23 feb 2012

El mejor amigo

Los últimos cinco días de mis vacaciones en aquél camping, cambiaron completamente mi pensamiento con respecto a la relación humanos - perros.

Tuve la dicha de nacer en un hogar donde ya habían perros. Pude pasar mi infancia acompañada de estos maravillosos y leales animales.


Yo era muy pequeña el día que murió mi primer perra, es una sensación que jamás olvidé.
Tuve la "suerte" de no tener que ver morir a ningún otro, ya que a uno se lo robaron, y a la otra tuvimos que regalarla porque perdimos nuestra casa, y no podíamos tener una gran danés en un pequeño departamento.

Esa tarde ambas estábamos bajo la mesa de la cocina, ella me miraba desconcertada, sabía que algo raro pasaba, mientras yo lloraba y la abrazaba, jamás la volvería a ver.


Hace más de trece años que me despedí de ella. Jamás volví a sentir ese dolor... hasta hoy.


Pasamos nuestros últimos días de vacaciones en un camping de San Rafael, Mendoza. Una de las primeras cosas que hice antes de ponemos a armar la carpa, fue saludar y abrazar a unos perros que correteaban por ahí.
No tardé mucho (bueno, nada) en encariñarme.

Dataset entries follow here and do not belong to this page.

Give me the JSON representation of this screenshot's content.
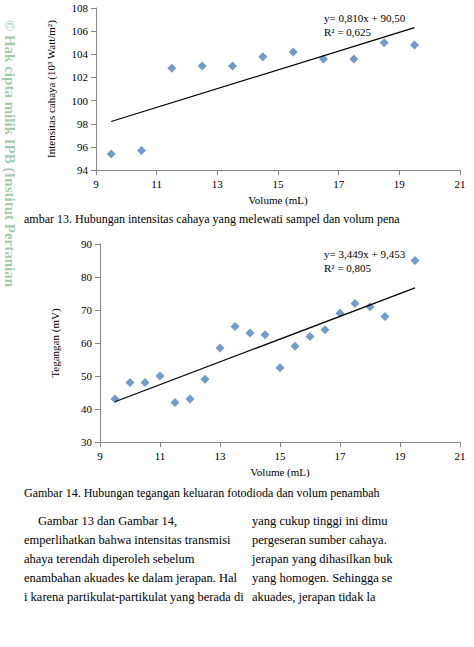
{
  "chart_data": [
    {
      "type": "scatter",
      "ylabel": "Intensitas cahaya (10³ Watt/m²)",
      "xlabel": "Volume (mL)",
      "x": [
        9.5,
        10.5,
        11.5,
        12.5,
        13.5,
        14.5,
        15.5,
        16.5,
        17.5,
        18.5,
        19.5
      ],
      "values": [
        95.4,
        95.7,
        102.8,
        103.0,
        103.0,
        103.8,
        104.2,
        103.6,
        103.6,
        105.0,
        104.8
      ],
      "color": "#4f81bd",
      "marker": "diamond",
      "trendline": {
        "x": [
          9.5,
          19.5
        ],
        "values": [
          98.2,
          106.3
        ],
        "color": "#000000"
      },
      "annotations": [
        "y= 0,810x + 90,50",
        "R² = 0,625"
      ],
      "xlim": [
        9,
        21
      ],
      "xticks": [
        9,
        11,
        13,
        15,
        17,
        19,
        21
      ],
      "ylim": [
        94,
        108
      ],
      "yticks": [
        94,
        96,
        98,
        100,
        102,
        104,
        106,
        108
      ],
      "grid": false
    },
    {
      "type": "scatter",
      "ylabel": "Tegangan (mV)",
      "xlabel": "Volume (mL)",
      "x": [
        9.5,
        10,
        10.5,
        11,
        11.5,
        12,
        12.5,
        13,
        13.5,
        14,
        14.5,
        15,
        15.5,
        16,
        16.5,
        17,
        17.5,
        18,
        18.5,
        19.5
      ],
      "values": [
        43,
        48,
        48,
        50,
        42,
        43,
        49,
        58.5,
        65,
        63,
        62.5,
        52.5,
        59,
        62,
        64,
        69,
        72,
        71,
        68,
        85
      ],
      "color": "#4f81bd",
      "marker": "diamond",
      "trendline": {
        "x": [
          9.5,
          19.5
        ],
        "values": [
          42.2,
          76.7
        ],
        "color": "#000000"
      },
      "annotations": [
        "y= 3,449x + 9,453",
        "R² = 0,805"
      ],
      "xlim": [
        9,
        21
      ],
      "xticks": [
        9,
        11,
        13,
        15,
        17,
        19,
        21
      ],
      "ylim": [
        30,
        90
      ],
      "yticks": [
        30,
        40,
        50,
        60,
        70,
        80,
        90
      ],
      "grid": false
    }
  ],
  "captions": [
    "ambar 13. Hubungan intensitas cahaya yang melewati sampel dan volum pena",
    "Gambar 14. Hubungan tegangan keluaran fotodioda dan volum penambah"
  ],
  "body": {
    "left": [
      "Gambar 13 dan Gambar 14,",
      "emperlihatkan bahwa intensitas transmisi",
      "ahaya terendah diperoleh sebelum",
      "enambahan akuades ke dalam jerapan. Hal",
      "i karena partikulat-partikulat yang berada di"
    ],
    "right": [
      "yang cukup tinggi ini dimu",
      "pergeseran sumber cahaya.",
      "jerapan yang dihasilkan buk",
      "yang homogen. Sehingga se",
      "akuades, jerapan tidak la"
    ]
  },
  "watermark": "© Hak cipta milik IPB (Institut Pertanian"
}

Es realmente increíble cómo un ser, que no habla tu mismo idioma, pueda comunicarte tan claramente sus sentimientos.
Eran cuatro perros de personalidades extremadamente diferentes, pero cada uno, a su particular manera, te hacía entender lo feliz que estaba de verte luego de un rato fuera del camping.


Fue duro despertar hoy por la madrugada, sabiendo que les daría el último abrazo.

Siguieron el auto hasta la puerta, y uno de ellos quedó frente a nosotros, delante del vehículo, prohibiéndonos el paso.
Nos miraba fijamete mientras lloraba, porque sabía que era el fin.

Tuvimos que dar marcha atrás para esquivarlo.
Corrió tras el auto por la ruta, hasta que quedó parado, mirando cómo nos alejábamos.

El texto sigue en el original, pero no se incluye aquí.